Saturday 24 February 2018

How tech firms are helping to solve the refugee crisis

A couple carries their children as migrants and refugees cross the Greek-Macedonian border near the town of Gevgelija, Macedonia
A couple carries their children as migrants and refugees cross the Greek-Macedonian border near the town of Gevgelija, Macedonia

Therese Raphael

What if tech-savvy millennials could help solve the world's refugee crisis? How would they approach it?

In modest offices on the 29th floor of a lower Manhattan high-rise, Daniel Lizio-Katzen recently showed me a migration wizard. It's a software programme that his company, Migreat, developed to help economic migrants, and is now adapting to help refugees. The wizard detects the IP address of the user and then communicates in one of 12 different languages. The interface couldn't be more user-friendly: based on answers to a list of questions, it produces a personalised migration checklist and advice, stripped of jargon, about national laws.

This goes far beyond what governments or non-governmental organisations offer, and not just because of the multilingual platform. If you want to reach Iranian immigrants, it helps to know that they prefer to use the Viber app for mobile messaging, while Syrians tend to use WhatsApp, and Russians use the St Petersburg-based social network VK. Migreat can tailor content accordingly. Vetted service providers, such as immigration lawyers, pay for access to those who want to pay for advice, and their services are reviewed by users.

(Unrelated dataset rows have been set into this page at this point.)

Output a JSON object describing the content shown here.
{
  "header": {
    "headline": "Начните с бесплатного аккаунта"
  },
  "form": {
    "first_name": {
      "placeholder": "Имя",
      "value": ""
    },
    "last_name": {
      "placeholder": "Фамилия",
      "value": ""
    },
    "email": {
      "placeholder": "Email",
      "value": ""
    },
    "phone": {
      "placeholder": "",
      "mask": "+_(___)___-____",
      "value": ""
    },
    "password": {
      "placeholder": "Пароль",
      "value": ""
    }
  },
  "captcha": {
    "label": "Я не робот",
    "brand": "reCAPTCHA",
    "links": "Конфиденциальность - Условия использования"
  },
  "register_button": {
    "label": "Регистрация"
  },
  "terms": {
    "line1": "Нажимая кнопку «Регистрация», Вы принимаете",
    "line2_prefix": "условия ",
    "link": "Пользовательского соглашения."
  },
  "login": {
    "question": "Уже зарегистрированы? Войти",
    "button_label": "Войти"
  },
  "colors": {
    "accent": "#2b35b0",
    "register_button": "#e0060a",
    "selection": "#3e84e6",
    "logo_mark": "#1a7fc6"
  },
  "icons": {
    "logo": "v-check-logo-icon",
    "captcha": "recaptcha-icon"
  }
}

It takes a particularly intrepid kind of entrepreneur to be bullish on this market after the terrorist attacks in Paris, but techies see the refugee crisis as more of a logistics problem than an existential one.

The market for the service Migreat is building is potentially enormous. In its autumn economic forecast, the European Commission predicted an influx of three million migrants by the end of 2017. Globally it is of course bigger still. Some 232 million people around the world are currently living in a country other than where they were born, an increase of 65pc since 1990.

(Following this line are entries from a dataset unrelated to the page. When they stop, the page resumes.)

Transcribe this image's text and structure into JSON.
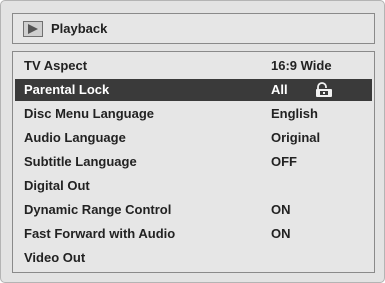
{
  "header": {
    "title": "Playback",
    "icon": "play-icon"
  },
  "colors": {
    "screen_background": "#e3e3e3",
    "panel_background": "#e6e6e6",
    "highlight_row": "#3a3a3a",
    "text": "#222222",
    "highlight_text": "#ffffff"
  },
  "menu": {
    "items": [
      {
        "label": "TV Aspect",
        "value": "16:9 Wide",
        "selected": false
      },
      {
        "label": "Parental Lock",
        "value": "All",
        "selected": true,
        "icon": "lock-icon"
      },
      {
        "label": "Disc Menu Language",
        "value": "English",
        "selected": false
      },
      {
        "label": "Audio Language",
        "value": "Original",
        "selected": false
      },
      {
        "label": "Subtitle Language",
        "value": "OFF",
        "selected": false
      },
      {
        "label": "Digital Out",
        "value": "",
        "selected": false
      },
      {
        "label": "Dynamic Range Control",
        "value": "ON",
        "selected": false
      },
      {
        "label": "Fast Forward with Audio",
        "value": "ON",
        "selected": false
      },
      {
        "label": "Video Out",
        "value": "",
        "selected": false
      }
    ]
  }
}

Migreat's business - which goes live in the US next year - has been growing, with 1.7m unique users in September, up from 400,000 in January; about 10pc of those go on to use one of the paid services offered by providers, who pay a subscription fee to be on the platform.

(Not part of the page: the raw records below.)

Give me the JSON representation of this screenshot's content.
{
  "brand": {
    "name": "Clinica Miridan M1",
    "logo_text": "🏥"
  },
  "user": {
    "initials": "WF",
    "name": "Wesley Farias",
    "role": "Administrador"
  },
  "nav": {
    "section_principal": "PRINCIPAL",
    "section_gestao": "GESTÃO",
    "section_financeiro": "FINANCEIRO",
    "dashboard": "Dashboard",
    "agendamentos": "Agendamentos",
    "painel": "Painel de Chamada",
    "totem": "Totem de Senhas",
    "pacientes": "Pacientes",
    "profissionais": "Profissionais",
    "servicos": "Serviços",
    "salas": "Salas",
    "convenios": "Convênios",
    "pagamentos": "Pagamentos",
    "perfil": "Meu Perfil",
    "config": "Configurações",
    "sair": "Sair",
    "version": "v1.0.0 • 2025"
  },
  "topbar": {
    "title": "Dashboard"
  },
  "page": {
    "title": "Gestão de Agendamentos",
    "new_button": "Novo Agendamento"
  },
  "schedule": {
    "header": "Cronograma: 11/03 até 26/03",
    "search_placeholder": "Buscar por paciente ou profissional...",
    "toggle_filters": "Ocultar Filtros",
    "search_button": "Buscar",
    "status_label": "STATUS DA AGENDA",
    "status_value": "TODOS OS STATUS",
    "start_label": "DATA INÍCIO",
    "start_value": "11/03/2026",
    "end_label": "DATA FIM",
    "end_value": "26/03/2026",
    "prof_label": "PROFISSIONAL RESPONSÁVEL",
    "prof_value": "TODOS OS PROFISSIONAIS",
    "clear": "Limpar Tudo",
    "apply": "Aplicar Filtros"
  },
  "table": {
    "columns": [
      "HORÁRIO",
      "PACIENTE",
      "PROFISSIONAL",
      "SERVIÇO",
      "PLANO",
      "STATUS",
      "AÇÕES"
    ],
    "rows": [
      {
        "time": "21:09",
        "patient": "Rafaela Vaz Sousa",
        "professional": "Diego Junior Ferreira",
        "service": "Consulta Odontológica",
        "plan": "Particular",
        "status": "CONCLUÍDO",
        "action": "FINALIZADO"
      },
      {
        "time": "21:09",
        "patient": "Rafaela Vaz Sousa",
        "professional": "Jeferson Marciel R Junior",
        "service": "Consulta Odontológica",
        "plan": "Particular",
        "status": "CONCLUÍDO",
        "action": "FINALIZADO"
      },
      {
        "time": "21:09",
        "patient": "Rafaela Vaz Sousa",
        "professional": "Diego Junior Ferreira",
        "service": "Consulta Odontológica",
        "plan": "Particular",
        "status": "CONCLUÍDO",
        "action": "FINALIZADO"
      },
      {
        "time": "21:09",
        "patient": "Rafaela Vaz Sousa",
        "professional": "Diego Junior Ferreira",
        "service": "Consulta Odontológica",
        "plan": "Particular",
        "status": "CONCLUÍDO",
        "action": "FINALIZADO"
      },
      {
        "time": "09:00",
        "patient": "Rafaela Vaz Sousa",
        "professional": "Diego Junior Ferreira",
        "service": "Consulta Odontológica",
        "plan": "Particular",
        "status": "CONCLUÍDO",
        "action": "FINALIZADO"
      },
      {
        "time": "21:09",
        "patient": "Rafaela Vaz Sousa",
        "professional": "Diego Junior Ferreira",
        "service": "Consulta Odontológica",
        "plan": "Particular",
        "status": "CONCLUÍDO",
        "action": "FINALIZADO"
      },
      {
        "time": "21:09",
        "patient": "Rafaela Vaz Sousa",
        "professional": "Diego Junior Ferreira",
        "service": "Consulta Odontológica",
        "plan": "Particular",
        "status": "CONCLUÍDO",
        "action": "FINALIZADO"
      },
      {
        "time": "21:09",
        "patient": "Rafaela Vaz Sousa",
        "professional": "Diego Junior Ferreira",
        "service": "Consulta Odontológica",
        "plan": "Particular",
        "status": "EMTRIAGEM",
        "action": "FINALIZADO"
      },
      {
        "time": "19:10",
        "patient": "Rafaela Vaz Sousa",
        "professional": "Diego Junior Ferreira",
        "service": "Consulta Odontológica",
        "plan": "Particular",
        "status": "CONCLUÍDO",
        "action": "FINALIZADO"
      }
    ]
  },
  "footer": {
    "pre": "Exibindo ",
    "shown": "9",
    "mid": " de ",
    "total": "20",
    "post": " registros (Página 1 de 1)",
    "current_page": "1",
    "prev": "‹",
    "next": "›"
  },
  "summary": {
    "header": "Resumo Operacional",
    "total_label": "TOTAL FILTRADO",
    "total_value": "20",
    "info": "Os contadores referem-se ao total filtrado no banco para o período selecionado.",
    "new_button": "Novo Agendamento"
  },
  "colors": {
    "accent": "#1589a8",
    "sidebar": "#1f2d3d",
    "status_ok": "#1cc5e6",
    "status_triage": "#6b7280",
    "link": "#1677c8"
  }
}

Migreat joined a hackathon in London organised by technology journalist and media entrepreneur Mike Butcher, who created the non-profit group Techfugees to encourage tech entrepreneurs to get working on the migration crisis. In the first 48 hours of launching, Techfugees' Facebook group and Twitter account were barraged with interest. Since then, Migreat's tech staff of 20-somethings has been adapting its algorithms to take into account laws on refugees and asylum-seekers and will launch its refugee advisory product next month.

Speaking last Wednesday at a London conference of tech teams working on refugee software, Hassan, a 27-year-old Syrian refugee, recounted his arduous journey to England, through 10 countries over three months. "People are sceptical about refugees, especially after Paris," the former English teacher acknowledges in impeccable English.

Technology, he said, saved his life when the nine-metre dinghy he took from Turkey to Lesbos sank. Holding his phone above the water, he texted a friend in the US to alert the Turkish coast guard. The group was rescued.

Facebook, Snapchat, Instagram and other apps feature in his story and those of many other refugees who escaped danger, reunited with family or friends and have tried to build new lives in their host countries.

The United Nations estimates that 80pc of the world's adult population will have a mobile phone with internet access by 2020. A UNHCR official addressing the techies last week told the group that the first two questions refugees ask when arriving at a new destination are: "Where can I charge my mobile phone?" and "Is there wifi?"

Initiatives like Techfugees haven't yet incubated a coherent, scaled-up solution to the migration crisis and probably won't. But they reflect the gulf between the analog thinking of European politicians - with their focus on border-controls, quotas and visas - and the digital mindset of the Easyjet generation who, even after Paris, view migrants more as a source of opportunity than a threat. They are worth listening to.